Most of the party took shelter in three cabins that had been constructed two years earlier at Truckee Lake (now Donner Lake), while a smaller group camped several miles away. Quickly, food stores ran out and a group of 15 men and women attempted to reach California on snowshoes in December, but became disoriented in the mountains, then succumbed to starvation and cold. Only seven members of the snowshoe party survived, by eating the flesh of those who had died. Meanwhile, the Mexican American War delayed rescue attempts from California, although family members and authorities in California tried to reach the stranded pioneers but were turned back by harsh weather.

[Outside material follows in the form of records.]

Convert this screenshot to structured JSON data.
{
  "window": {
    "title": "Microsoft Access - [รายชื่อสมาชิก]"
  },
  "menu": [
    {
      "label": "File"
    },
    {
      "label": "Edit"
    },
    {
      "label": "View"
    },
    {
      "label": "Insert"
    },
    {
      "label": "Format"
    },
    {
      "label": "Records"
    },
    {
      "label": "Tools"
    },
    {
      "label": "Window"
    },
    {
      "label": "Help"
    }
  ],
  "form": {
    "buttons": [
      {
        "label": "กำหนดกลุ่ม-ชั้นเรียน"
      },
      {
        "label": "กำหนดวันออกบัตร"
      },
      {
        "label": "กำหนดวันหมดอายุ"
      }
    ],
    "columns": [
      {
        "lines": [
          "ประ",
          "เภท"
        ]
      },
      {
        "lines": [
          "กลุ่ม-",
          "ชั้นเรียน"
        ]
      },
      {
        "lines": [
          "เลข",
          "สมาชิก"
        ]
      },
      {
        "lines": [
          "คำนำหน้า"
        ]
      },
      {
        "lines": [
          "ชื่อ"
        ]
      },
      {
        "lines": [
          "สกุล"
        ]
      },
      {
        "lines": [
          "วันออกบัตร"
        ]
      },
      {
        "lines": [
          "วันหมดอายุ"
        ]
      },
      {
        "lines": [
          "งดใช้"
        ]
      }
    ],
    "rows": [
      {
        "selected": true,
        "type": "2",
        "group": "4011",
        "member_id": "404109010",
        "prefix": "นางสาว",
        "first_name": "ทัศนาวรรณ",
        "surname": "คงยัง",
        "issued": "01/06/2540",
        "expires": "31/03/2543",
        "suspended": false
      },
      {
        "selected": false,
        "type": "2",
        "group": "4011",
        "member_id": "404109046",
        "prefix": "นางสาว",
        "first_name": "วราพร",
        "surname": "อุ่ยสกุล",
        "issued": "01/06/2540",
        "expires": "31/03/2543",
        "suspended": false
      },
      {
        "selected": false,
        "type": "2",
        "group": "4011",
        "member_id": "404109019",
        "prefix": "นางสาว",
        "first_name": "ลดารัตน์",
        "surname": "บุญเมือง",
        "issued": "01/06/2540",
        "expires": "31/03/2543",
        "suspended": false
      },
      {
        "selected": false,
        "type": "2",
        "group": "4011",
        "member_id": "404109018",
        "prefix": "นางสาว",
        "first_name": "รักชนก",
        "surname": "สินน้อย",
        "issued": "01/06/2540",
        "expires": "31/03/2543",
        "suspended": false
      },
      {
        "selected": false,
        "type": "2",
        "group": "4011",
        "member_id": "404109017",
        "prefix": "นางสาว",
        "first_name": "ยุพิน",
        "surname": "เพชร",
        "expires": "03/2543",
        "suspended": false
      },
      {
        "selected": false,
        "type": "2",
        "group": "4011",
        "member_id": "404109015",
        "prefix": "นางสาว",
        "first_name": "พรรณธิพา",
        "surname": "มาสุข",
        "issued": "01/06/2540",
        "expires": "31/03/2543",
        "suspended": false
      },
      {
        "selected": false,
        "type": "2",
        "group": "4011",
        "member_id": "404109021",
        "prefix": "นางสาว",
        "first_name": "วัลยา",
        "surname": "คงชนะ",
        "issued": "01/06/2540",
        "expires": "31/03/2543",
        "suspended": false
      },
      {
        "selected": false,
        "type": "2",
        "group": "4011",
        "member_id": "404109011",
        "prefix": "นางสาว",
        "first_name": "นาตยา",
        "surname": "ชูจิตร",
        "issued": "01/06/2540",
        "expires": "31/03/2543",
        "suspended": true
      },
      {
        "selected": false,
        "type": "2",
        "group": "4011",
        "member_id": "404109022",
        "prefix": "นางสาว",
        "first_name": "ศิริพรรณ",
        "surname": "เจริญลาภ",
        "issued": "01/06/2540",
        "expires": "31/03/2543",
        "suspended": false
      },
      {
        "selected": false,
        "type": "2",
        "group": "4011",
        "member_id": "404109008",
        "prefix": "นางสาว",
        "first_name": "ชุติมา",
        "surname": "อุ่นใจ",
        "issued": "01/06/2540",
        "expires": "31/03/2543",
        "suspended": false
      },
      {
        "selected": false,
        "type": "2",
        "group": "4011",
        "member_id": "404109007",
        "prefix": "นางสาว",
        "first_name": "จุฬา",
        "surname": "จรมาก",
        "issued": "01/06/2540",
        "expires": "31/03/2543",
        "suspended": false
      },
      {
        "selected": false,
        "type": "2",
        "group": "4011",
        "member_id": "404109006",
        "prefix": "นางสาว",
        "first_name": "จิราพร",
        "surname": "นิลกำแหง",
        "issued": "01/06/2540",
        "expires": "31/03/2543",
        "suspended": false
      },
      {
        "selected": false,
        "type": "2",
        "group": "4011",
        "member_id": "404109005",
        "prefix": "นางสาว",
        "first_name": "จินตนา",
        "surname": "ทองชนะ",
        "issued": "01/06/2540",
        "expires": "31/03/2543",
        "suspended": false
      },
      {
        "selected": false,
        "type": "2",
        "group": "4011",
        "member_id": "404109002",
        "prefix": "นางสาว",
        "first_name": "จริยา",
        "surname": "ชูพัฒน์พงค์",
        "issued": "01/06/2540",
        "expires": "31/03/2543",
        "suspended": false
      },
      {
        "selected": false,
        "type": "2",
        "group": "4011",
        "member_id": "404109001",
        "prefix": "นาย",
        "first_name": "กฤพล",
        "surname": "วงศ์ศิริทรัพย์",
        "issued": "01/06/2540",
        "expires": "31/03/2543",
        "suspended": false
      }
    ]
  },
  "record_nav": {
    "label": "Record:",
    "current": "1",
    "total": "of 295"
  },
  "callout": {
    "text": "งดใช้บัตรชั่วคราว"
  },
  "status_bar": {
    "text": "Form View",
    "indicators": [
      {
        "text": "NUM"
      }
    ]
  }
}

The first rescue group reached the remaining members, who were starving and feeble, in February 1847. Weather conditions were so bad that three rescue groups were required to lead the rest to California, the last arriving in March. Most of these survivors also had resorted to cannibalism. Forty-eight members of the Donner Party survived to live in California. Although a minor incident in the record of westward migration in North America, the Donner Party became notorious for the reported claims of cannibalism. Efforts to memorialize the Donner Party were underway within a few years; historians have described the episode as one of the most spectacular tragedies in California history and in the record of western migration.
It just strikes me as bizarre to memorialize an expedition that ended in cannibalism on a meat platter. Someone at Tepco obviously had a twisted sense of humor.